Exemple typique du film hindi à grande réussite commerciale, Sangam (« la confluence »), produit en 1964 par Raj Kapoor, narre le thème familier de deux amis épris de la même femme, l'un l'abandonnant en faveur de l'autre. Mais l'aventure est surtout prétexte à mener l'assistance jusqu'à la tour Eiffel, le long des canaux de Venise et à travers les montagnes suisses enneigées ; en effet, l'un des traits du film hindi est l'inclusion de lieux étrangers pittoresques, avec des interludes chantés et dansés.
Le film d'art bengali
Les chefs-d'œuvre austères de Satyajit Ray et de quelques autres cinéastes contrastent avec les films au tournage onéreux faits pour le grand public. L'humanisme, qui caractérisa autrefois l'œuvre de réalisateurs tels que Renoir, Clair, De Sica et Fellini, est la note dominante des films de Ray. Son premier film, Pather Pancali (1955), adapte un classique très populaire de la littérature indienne, tourné en extérieurs et décors naturels, et Ray demande à Ravi Shankar de composer la musique. Malgré d'énormes difficultés financières, le film connaît un grand succès public et une reconnaissance internationale, puisqu'il est salué par la critique à Cannes, puis à Venise et à Berlin. Charulata, tourné en 1964, tiré d'une histoire de Rabindranâth Tagore, se passe au xixe s. et montre l'élite cultivée, pénétrée de libéralisme occidental, mais encore émotionnellement liée aux habitudes et conventions anciennes – contradiction qui demeure aujourd'hui manifeste dans la haute société indienne. Ray demeure le seul grand réalisateur indien selon les critères occidentaux.
Autre cinéaste bengali dont l'œuvre force l'attention, Ritwick Ghatak est, à la différence de Ray, socialement engagé. Ses films sont plus dynamiques qu'introspectifs, plus contestataires que contemplatifs. Subarenrekha (« le fil d'or »), produit en 1965, relate l'histoire d'une famille de réfugiés qui fuit le Bengale-Oriental pour le Bengale-Occidental après la partition et, bien que jouissant d'aisance matérielle dans son nouvel environnement, atteint une impasse spirituelle.
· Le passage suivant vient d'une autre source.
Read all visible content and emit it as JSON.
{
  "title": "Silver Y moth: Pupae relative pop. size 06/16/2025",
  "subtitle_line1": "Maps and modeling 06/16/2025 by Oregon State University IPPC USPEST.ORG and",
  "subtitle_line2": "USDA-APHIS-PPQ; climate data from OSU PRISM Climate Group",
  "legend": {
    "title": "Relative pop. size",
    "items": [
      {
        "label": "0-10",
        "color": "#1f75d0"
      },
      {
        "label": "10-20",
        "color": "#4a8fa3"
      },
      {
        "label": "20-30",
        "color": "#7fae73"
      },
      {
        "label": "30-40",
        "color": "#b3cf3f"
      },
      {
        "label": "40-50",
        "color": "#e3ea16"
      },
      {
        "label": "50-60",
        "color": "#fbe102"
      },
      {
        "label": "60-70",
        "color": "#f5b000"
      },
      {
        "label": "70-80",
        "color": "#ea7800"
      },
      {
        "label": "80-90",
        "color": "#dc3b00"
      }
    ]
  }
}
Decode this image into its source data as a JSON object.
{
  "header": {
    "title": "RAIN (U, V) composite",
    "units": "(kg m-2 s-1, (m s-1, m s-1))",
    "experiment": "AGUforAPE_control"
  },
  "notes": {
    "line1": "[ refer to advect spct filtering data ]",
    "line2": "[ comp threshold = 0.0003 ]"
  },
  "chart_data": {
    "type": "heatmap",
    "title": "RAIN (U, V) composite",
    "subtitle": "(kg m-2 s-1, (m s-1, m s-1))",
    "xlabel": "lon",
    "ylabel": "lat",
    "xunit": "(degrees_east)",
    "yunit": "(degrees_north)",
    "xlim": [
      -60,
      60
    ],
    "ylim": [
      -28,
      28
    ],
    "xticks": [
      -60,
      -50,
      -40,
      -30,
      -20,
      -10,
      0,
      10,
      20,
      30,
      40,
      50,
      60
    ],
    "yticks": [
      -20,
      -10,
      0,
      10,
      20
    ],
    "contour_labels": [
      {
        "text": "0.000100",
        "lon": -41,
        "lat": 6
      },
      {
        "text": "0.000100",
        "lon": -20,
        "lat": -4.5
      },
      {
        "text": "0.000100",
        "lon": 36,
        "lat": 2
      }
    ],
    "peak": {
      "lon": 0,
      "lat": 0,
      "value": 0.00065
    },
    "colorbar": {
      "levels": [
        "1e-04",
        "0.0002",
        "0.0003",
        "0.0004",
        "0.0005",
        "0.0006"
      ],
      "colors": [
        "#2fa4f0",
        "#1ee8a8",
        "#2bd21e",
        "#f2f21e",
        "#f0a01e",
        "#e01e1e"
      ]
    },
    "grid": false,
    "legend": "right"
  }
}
Parmi les autres cinéastes indiens qui ont bravement tenté de libérer le cinéma indigène du fastidieux et de la théâtralité se distinguent Mrinal Sen (Akash Kusum, 1965), Barin Sah (Tero Nadir Parey, 1962), Tapan Sinha (Atithi, 1965) et Utpal Dutt (Ghoom Bhangar Gaan, 1965). Détail significatif, tous sont originaires du Bengale. La réaction du public à leurs films reste tiède, mais aujourd'hui, en grande partie grâce à un mouvement croissant de ciné-clubs en Inde, apparaît un public plus critique.
Le cinéma régional
Le phénomène important des décennies 1980 et 1990 est l'explosion d'un cinéma régional, plus particulièrement au Kerala, d'où viennent les beaux films d'Aravindan et d'Adoor Gopalakrishnan, tandis qu'à Bombay se révèlent deux actrices de premier plan (Shabana Azmi et, surtout, Smita Patil) et deux cinéastes (Kumar Shahani et Mani Kaul), qui poursuivent leur œuvre tant bien que mal et mettent désormais tous leurs espoirs dans la télévision.